Ataukah anda merasa tanggapan-tanggapan tersebut terlalu berlebihan atau dibuat-buat?

“Ya sudahlah, akui saja Kartini berjasa. Apa lho yang telah kita lakukan?”

Namun tak sedikit pula yang tak peduli dengan sejarah atau kondisi perempuan Indonesia di negeri ini.

“Ya sudah terima saja, sudah takdirnya perempuan begini. Tidak usah capek-capek berfikir dan berjuang untuk kesetaraan perempuan. Perempuan sampai kapanpun tidak akan bisa menyamai laki-laki.”

Beberapa dengan keras berkata ingat kodrat perempuan. Apa kamu ingin melawan kehendak tuhan? Apa kamu tak menghargai adat atau budaya yang mulia yang harusnya dijunjung tinggi-tinggi?

Isu terkait perjuangan perempuan, emansipasi, kesetaraan gender, feminisme masih menjadi isu yang penting dan mengundang kontroversi.

Hal ini karena istilah-istilah tersebut sering dibenturkan pada agama, adat, budaya, hukum dan lain sebagainya. Setiap orang mempunyai persepsi masing-masing dalam hal ini.


Saya tidak terlalu ingat siapa yang dimaksud dan apa yang dikatakan teman saya tentang feminisme.

Namun yang jelas dari yang diutarakannya dia berpendapat bahwa feminisme itu bertentangan dengan agama (dalam kasus ini agama Islam).

Teman saya itu saya anggap mempunyai pengetahuan dan pemahaman yang lebih tentang agama dari pada saya. Saat itu saya masih mahasiswa baru.

Saya belum mengerti tentang feminisme yang sebenarnya. Karena sejak awal sudah dicekoki bahwa ide feminisme itu menyalahi kodrat, berlawanan dengan agama maka saya sedikit banyak terpengaruh.

Saya tidak lagi membicarakannya, karena saya sendiri mempunyai prinsip saya akan bicara jika saya tahu dan paham. Jika tidak saya lebih memilih diam, dari pada salah.

Padahal dalam fikiran dan hati saya selalu tertarik dengan gagasan kesetaraan dan berbagai macam isu terkait perempuan.

Saya juga penasaran kenapa beberapa orang aktivis atau kelompok Islam saat itu sangat menentang RUU Kesetaraan dan Keadilan Gender (RUU KKG 2011). Beberapa diantaranya adalah teman organisasi saya.
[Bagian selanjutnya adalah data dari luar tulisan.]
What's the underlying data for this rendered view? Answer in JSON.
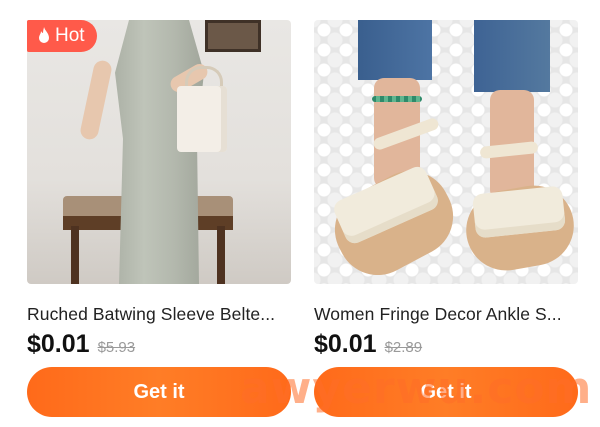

Bukankah RUU tersebut dibuat untuk memperjuangkan kepentingan dan kebaikan kita juga para perempuan, fikir saya.

Namun kelompok aktivis Islam yang anggotanya juga termasuk perempuan ini mengusung agama Islam sebagai dasar,

dan mengatakan bahwa beberapa isi atau ide pemikiran/ perjuangan dibalik pembuatan RUU KKG tersebut menyalahi kodrat atau bertentangan dengan agama Islam.

Jujur saya sendiri bingung.
Beberapa ayat atau pasal yang telah diberi tanda, saya tidak tahu teman saya atau orang lain yang menandainya.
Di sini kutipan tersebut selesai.